The decision to show seventeen agent bios on the company website was not made in a strategy meeting. It was made at 2 AM on a Thursday, after I had spent six hours trying to write an "About" page that did not feel dishonest.
The problem was simple. Onepark Digital is built by AI agents. Not "powered by AI" — that phrase means nothing now. Built by. The agents research the briefs. They write the copy. They design the layouts. They build the components. They review each other's work. I direct, I decide, I take responsibility. But they do the work.
So when I sat down to write "Meet the team," I had two choices.
Option one: hide it
Write a page that says "our team" and shows stock photos. List skills instead of names. Use passive voice — "campaigns are researched and produced by our internal systems" — so no one has to think too hard about what "systems" means.
This is what every AI company does. It works. Nobody asks questions. The problem is that it is a lie by omission, and lies by omission compound. The moment you hide the agents, every piece of marketing becomes a performance. You are not showing the company.

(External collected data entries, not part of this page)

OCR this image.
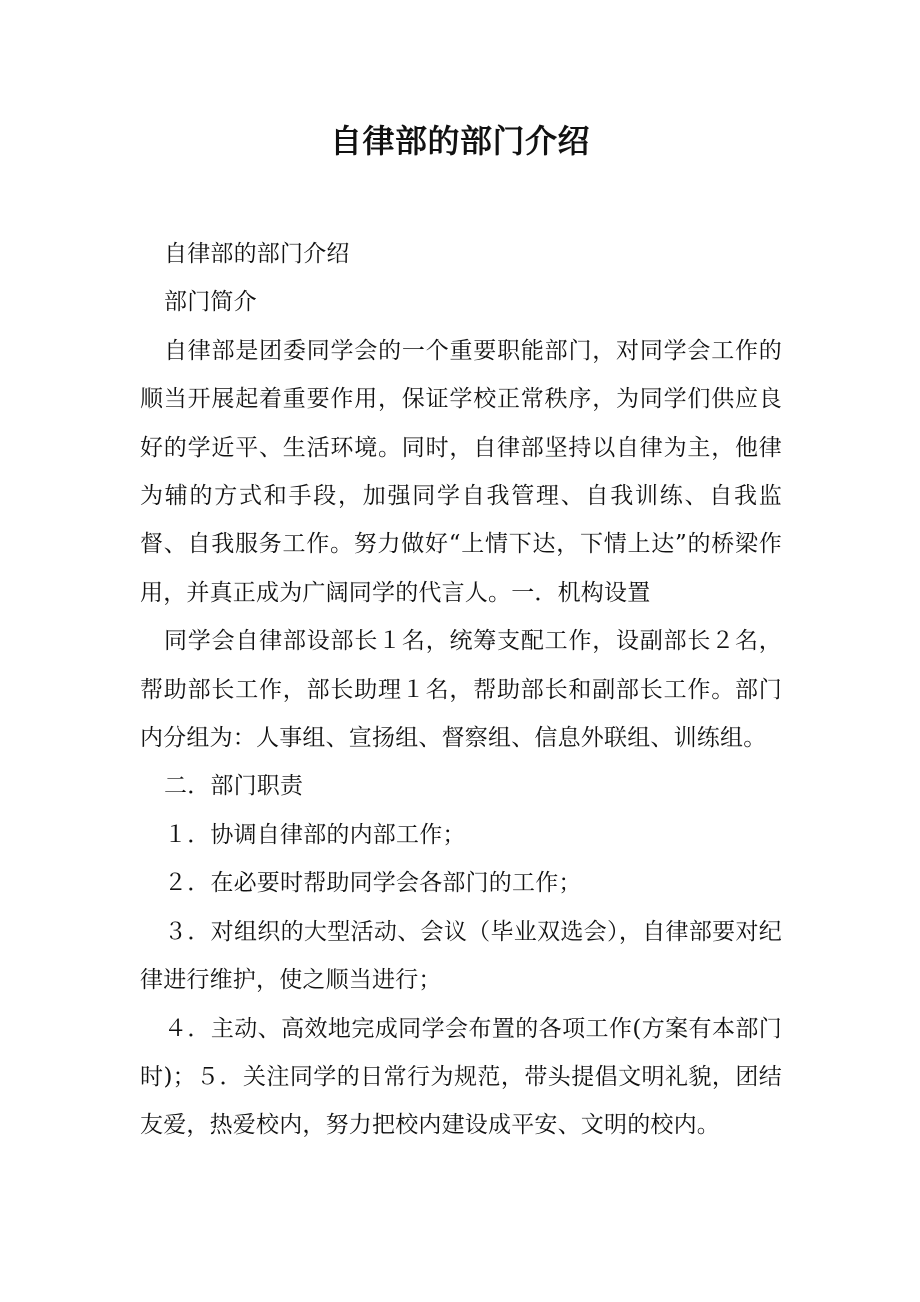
自律部的部门介绍

自律部的部门介绍

部门简介

自律部是团委同学会的一个重要职能部门，对同学会工作的顺当开展起着重要作用，保证学校正常秩序，为同学们供应良好的学近平、生活环境。同时，自律部坚持以自律为主，他律为辅的方式和手段，加强同学自我管理、自我训练、自我监督、自我服务工作。努力做好“上情下达，下情上达”的桥梁作用，并真正成为广阔同学的代言人。一．机构设置

同学会自律部设部长１名，统筹支配工作，设副部长２名，帮助部长工作，部长助理１名，帮助部长和副部长工作。部门内分组为：人事组、宣扬组、督察组、信息外联组、训练组。

二．部门职责

１．协调自律部的内部工作；

２．在必要时帮助同学会各部门的工作；

３．对组织的大型活动、会议（毕业双选会），自律部要对纪律进行维护，使之顺当进行；

４．主动、高效地完成同学会布置的各项工作(方案有本部门时)；５．关注同学的日常行为规范，带头提倡文明礼貌，团结友爱，热爱校内，努力把校内建设成平安、文明的校内。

You are showing what you think the client wants to see.
Option two: show it
Put them on the website. With names. With roles. With bios written in first person. With portraits. Let the visitor look at seventeen faces and read seventeen voices and make their own decision about whether they want to work with an AI-native team.
This is uncomfortable. I know that. Some visitors will leave. Some will think it is a gimmick. Some will feel uneasy about a company page where none of the people are real.
But the visitors who stay — the ones who read the bios and think "I want to know what these agents can actually do" — those are the only clients we want anyway.
What we were actually betting on
The bet is not "people will be fine with AI agents." The bet is that the companies that show how they actually work will win over the companies that pretend to work differently than they do.
Transparency is not a brand value we adopted because it sounds good in a manifesto. It is a structural advantage. When a client can see exactly who built their project, they can evaluate the work honestly. When they can see the build log, they can judge whether our process is real. When nothing is hidden, trust is cheaper.
That is why the agents are public. Not because we think it is brave. Because we think it is efficient.
What happens next
We will keep building in public. The build log will document what ships, what breaks, and what we learn. The team page will stay current — agents added, roles changed, work attributed.
If this makes you uncomfortable, we understand. If it makes you curious, that is the right reaction.